High overhead, Violet saw a small crack of light peeking through the hatch cover and she started climbing, sensing her journey out of the underground maze was nearly at an end.
She reached the top and threw open the hatch. A blast of warm wind smacked her in the face, momentarily suffocating her as she felt like she was inhaling but no air entered her lungs. The feeling passed when she turned her head against the strong breeze and then it was the view that nearly took her breath away.
She was high on a mountain overlooking various peaks and valleys below. A few yards to her left she saw the indentations left by one of the doctor’s ship’s landing struts.
In the distance, she saw the upper halves of several large buildings, at the center of which stood four intertwined towers that meant she was near the capital city of the planet Logos—one of the last planets to join the Galactic Alliance. Logos was in the Outer Rim—weeks from Tryptek Station.

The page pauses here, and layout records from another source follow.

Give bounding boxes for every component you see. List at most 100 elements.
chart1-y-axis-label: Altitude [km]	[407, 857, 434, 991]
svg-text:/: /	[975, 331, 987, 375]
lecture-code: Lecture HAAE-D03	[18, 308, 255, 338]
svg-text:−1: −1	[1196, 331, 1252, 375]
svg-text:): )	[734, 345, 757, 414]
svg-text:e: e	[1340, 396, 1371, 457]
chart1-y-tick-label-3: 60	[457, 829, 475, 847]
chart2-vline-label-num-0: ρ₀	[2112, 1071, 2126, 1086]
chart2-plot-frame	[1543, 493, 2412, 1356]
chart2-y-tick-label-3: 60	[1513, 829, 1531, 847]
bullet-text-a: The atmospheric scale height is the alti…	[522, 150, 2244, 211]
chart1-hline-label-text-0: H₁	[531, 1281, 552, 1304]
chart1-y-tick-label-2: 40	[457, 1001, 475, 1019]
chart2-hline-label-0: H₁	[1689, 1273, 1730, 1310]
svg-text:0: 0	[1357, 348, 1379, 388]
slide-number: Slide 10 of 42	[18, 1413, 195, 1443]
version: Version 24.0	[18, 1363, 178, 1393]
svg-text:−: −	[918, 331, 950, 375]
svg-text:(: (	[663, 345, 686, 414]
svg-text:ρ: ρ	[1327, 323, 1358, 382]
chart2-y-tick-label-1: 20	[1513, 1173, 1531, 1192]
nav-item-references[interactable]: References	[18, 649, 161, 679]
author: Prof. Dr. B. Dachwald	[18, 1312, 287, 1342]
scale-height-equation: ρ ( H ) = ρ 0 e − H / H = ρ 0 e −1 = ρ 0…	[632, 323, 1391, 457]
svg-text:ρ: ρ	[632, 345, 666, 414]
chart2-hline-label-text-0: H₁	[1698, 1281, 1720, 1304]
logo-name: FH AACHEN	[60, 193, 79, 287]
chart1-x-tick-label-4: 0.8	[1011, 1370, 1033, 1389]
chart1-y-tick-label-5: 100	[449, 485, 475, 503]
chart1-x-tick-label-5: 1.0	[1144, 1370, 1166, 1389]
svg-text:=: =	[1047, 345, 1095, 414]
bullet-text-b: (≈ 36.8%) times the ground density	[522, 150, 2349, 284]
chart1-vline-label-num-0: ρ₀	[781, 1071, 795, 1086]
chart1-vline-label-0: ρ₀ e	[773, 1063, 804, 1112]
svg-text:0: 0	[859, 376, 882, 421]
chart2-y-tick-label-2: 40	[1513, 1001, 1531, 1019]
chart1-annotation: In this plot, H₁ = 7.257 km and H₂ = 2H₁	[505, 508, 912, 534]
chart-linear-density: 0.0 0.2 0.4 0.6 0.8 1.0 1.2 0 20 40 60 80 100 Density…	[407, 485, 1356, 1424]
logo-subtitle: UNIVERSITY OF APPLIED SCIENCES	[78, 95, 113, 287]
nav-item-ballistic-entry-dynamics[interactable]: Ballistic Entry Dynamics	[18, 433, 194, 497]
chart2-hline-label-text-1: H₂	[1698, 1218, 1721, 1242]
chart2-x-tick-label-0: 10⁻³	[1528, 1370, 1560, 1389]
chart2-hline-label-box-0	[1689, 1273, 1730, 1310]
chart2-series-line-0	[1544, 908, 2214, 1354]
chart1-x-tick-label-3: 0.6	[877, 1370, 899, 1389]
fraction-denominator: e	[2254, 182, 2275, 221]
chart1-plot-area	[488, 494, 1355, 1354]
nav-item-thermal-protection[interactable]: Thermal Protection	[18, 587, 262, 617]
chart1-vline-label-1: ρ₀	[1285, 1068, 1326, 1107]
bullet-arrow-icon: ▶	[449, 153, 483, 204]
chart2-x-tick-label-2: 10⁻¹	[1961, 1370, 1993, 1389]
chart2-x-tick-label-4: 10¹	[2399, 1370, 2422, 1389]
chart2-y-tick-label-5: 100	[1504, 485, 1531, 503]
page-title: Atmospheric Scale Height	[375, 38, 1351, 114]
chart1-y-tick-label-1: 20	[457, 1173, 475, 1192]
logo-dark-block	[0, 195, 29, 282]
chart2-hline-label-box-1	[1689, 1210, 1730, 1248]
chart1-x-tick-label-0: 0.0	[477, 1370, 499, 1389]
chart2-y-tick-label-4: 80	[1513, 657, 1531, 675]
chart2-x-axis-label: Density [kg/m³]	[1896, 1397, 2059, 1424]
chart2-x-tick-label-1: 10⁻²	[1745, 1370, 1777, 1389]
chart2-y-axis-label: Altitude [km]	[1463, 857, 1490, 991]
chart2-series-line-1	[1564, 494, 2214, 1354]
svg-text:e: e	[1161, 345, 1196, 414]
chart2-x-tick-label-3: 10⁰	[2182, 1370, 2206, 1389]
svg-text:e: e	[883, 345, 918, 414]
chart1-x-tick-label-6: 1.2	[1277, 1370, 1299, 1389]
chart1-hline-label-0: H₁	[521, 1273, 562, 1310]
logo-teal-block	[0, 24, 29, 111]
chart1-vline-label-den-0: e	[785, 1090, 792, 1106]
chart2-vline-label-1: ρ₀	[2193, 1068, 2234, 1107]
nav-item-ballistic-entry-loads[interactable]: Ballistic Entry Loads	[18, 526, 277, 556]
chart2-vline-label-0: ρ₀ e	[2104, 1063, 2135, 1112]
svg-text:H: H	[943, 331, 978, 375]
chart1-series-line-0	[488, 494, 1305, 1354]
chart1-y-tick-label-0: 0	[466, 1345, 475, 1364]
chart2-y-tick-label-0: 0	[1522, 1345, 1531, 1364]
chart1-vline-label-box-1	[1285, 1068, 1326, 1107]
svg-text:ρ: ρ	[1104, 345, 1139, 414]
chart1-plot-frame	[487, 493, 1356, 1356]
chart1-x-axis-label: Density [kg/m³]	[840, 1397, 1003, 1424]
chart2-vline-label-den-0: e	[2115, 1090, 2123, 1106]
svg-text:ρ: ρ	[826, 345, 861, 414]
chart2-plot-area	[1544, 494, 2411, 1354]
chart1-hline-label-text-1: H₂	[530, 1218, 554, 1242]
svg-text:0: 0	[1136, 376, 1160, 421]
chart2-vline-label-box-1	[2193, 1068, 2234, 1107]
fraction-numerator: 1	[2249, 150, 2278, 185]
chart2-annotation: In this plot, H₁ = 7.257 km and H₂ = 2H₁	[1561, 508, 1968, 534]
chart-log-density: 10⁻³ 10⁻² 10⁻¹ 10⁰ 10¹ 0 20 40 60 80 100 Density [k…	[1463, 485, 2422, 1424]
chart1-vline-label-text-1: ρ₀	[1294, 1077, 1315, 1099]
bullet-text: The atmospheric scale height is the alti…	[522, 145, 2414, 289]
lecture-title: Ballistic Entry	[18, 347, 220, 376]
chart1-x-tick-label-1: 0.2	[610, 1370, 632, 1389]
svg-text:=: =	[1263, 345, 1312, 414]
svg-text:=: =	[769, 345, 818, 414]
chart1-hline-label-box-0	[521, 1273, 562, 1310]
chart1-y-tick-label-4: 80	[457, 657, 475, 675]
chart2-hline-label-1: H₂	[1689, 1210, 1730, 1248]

Her journey from Tryptek to the Military Intelligence Academy had taken nearly a week itself, so even if the MIA lay in a straight line—how long had she been out?
The good doctor had left out anything about her missing several weeks of time. Violet had simply assumed that she’d been out for a few hours—a day at most—but if she really was on Logos then she’d just received many more questions than answers as to her situation.
She heard them before she saw them—three ships bobbing and weaving with the terrain below. They appeared to be flying from the capital, Niro City, heading straight for her.
The tracker.
Guess the doctor hadn’t been lying about that then.
As the ships flew closer they climbed to match her elevation and Violet saw the Galactic Alliance markings on their wings and underbellies.
There was only enough space for one of the ships to land and Violet tried to give it as much room as she could without falling off the side of the mountain.
When it had landed, the door opened and a ramp extended, bringing six armed GA officers wearing tactical gear with it.
“Are you Violet Weaver?” the lead officer asked.
Violet nodded.
The officer tapped his comm mic and spoke into his shoulder, “We’ve got her! Tell the Commander we’re bringing her in!”